Я продолжала молча собирать клубнику. И совершенно не обращала внимания на торчавшего рядом Михайлишина. А он не знал, что говорить, и тем более — что делать. Тут он нервно пригладил волосы и снова заговорил, глядя чуть в сторону:

— Знаешь, Стася, сегодня замечательный фильм идет: «Маска». Американский. Комедия. Мне два билета принесли…

— Принесли? Кто ж это, интересно, их тебе принес? — удивленно взглянула я на него. — Никак тебе взятки дают, Антон?

— Почему это взятки? — запротестовал несчастный Михайлишин. — Просто так принесли… Друзья.

— А почему именно два? — продолжала я безжалостно.

— Потому что я попросил принести два, — выдавил из себя Михайлишин.

— Экий ты, Антон. Страсть какой предусмотрительный. Девушкам тебя просто бояться надо — все-то ты учитываешь. Профессия, видать, сказывается. А для кого второй билетик, если не секрет?

— Ну… В общем, ты как? Сегодня вечером, в семь? А?

Михайлишин напрягся в ожидании ответа.

Я выпрямилась и сладко потянулась, разминая затекшую спину. При этом мои неслабые груди чуть было не выскочили из низкого выреза майки.

Бедный Михайлишин непроизвольно сглотнул слюну.

А я спокойно прихватила лукошко с клубникой и пошла к дому. Михайлишин машинально двинулся следом, словно завороженный мальчишка за гаммельнским крысоловом.

Я заговорила на ходу, не оборачиваясь.

— Спасибо, конечно, Антон, — небрежно, легко проговорила я. Мне самой нравилось, как я говорю. — Но, во-первых, я уже давно посмотрела этот фильм по видео, еще весной. И не настолько он меня потряс, чтобы идти на него еще раз. Между нами говоря, этот киноопус — полная чепуха.
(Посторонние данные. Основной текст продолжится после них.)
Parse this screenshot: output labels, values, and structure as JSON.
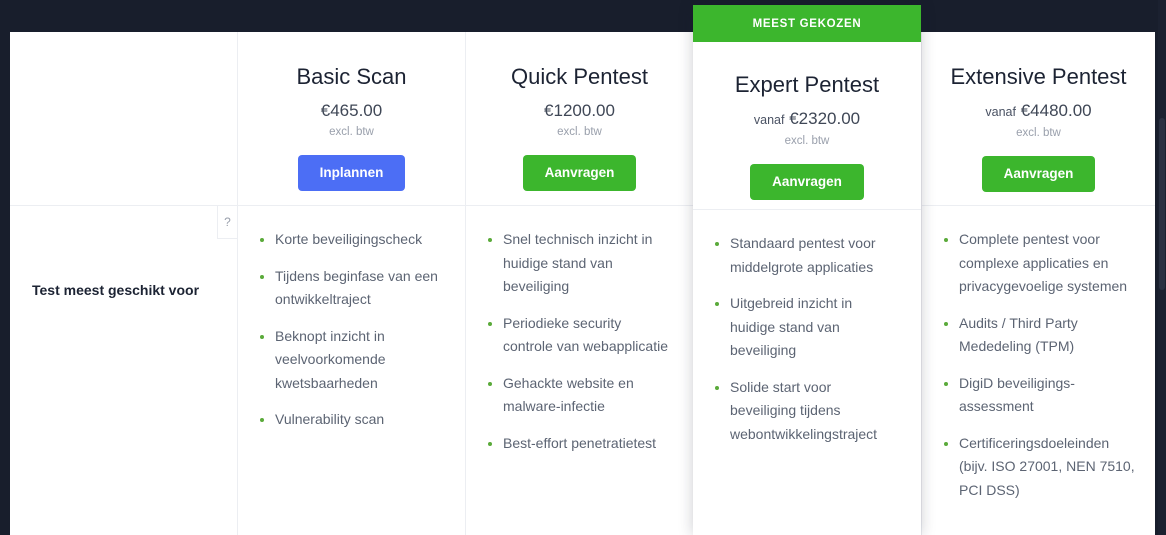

Развлечение исключительно для тупоумных америкозов. А во-вторых, сегодня в шесть ко мне гости приезжают. Из Москвы-матушки.

Я остановилась и повернулась к Михайлишину. Он резко затормозил и чуть было на меня не налетел. Теперь он стоял прямо передо мной, изумленно глядя сверху вниз.

— Гости? — тупо удивился мой потенциальный кавалер. — Какие еще гости?

— Обыкновенные. Пипл из моей группы. Мы вечером на Марьино озеро идем.

— На Марьино? — еще больше удивился Михайлишин. — А почему так далеко?

— Там народу поменьше. А мы пикничок решили закатить. Выпить и закусить очень хочется, — пояснила я, почесав нос. — Антр ну, слегка нарушить общественный порядок. И, может быть, даже мораль. Вы нас, господин полицмейстер, за это часом не заарестуете, а?

Михайлишин не ответил.

И тут совершенно несчастное выражение его лица меня слегка смягчило. Я решила дать ему тот шанс, который был у меня припасен заранее и о котором, естественно, Михайлишин даже и не догадывался:

— Ладно, не расстраивайся, Антон. Я хочу, чтобы ты тоже пришел. Я тебя приглашаю. Лично. Народ будет не против. Ребята шашлыки обещали сделать, сухого винца выпьем, повеселимся. Ну, так как?

Михайлишин поковырял жирную черную землю грядки носком туфли и сказал хмуро:

— Я вечером не могу. Майор мне кучу заданий надавал. Служба, знаешь ли.

— Ах, слу-у-ужба? — протянула я, скрывая, чего греха таить, разочарование. Ведь я была уверена, что он крепко сидит у меня на крючке. — А как же тогда культпоход на «Маску»?